Adding support for MobileViTV2 model

huggingface / transformers.js

State-of-the-art Machine Learning for the web. Run 🤗 Transformers directly in your browser, with no need for a server!

https://huggingface.co/docs/transformers.js

Apache License 2.0

11.43k stars 711 forks source link

Adding support for MobileViTV2 model #720

Closed laszlokiss-szelena closed 5 months ago

laszlokiss-szelena commented 6 months ago

Model description

Hi,

I would love to use MobileViTV2 in my application. I am definitely not an expert, but it seems that its architecture is pretty similar to MobileViT, so adding it seems fairly straightforward to me.

Laszlo

Prerequisites

[X] The model is supported in Transformers (i.e., listed here)
[ ] The model can be exported to ONNX with Optimum (i.e., listed here)

Additional information

No response

Your contribution

I experimented with this model on my fork here: https://github.com/KLaci/transformers.js/commit/e1e02b1d5876c1ffe4cadb53a01d592efee623a3

I can submit a PR too if needed.

xenova commented 6 months ago

Hi there 👋 Looks like the ONNX export isn't as simple as I originally thought (see here).

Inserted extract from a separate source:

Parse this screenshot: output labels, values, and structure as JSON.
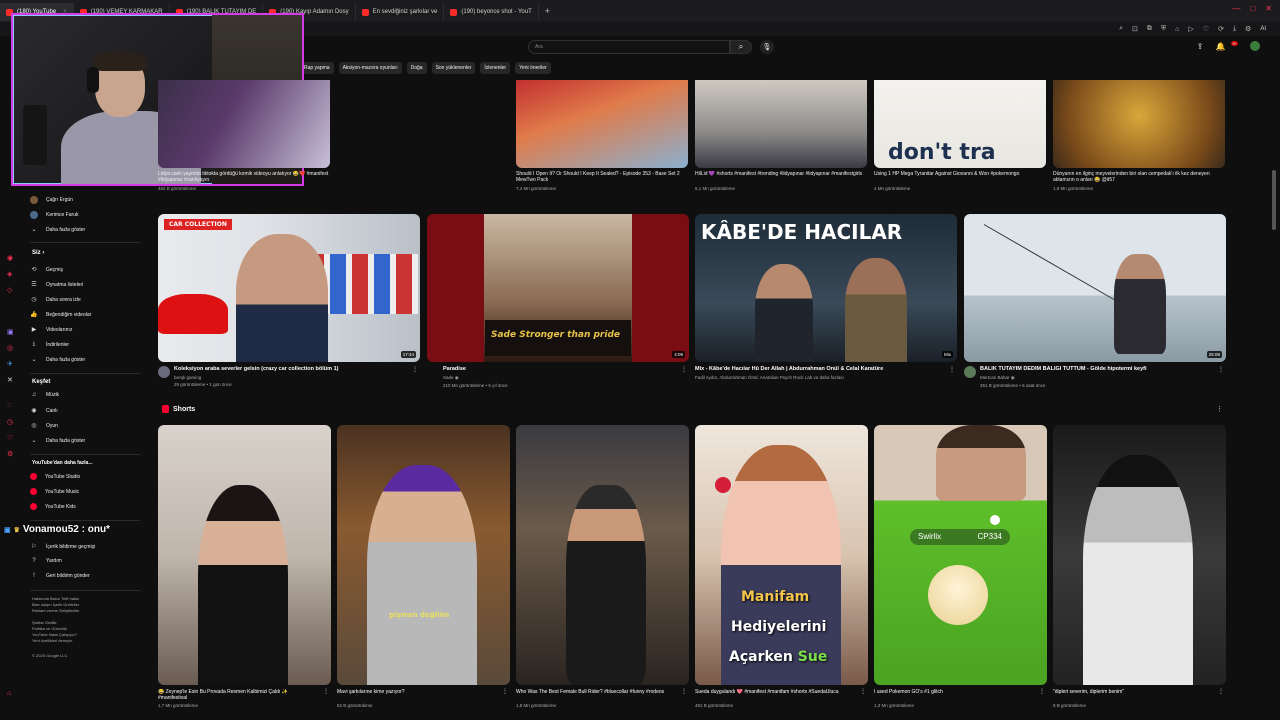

Is this something you'd be able to look into? :)

xenova commented 6 months ago

Okay I might have got it working.

xenova commented 6 months ago

Example code (requires https://github.com/xenova/transformers.js/pull/721):

import { pipeline } from '@xenova/transformers';

const url = 'https://huggingface.co/datasets/Xenova/transformers.js-docs/resolve/main/tiger.jpg';
const classifier = await pipeline('image-classification', 'Xenova/mobilevitv2-1.0-imagenet1k-256', {
    quantized: false,
});
const output = await classifier(url);
// [{ label: 'tiger, Panthera tigris', score: 0.6491137742996216 }]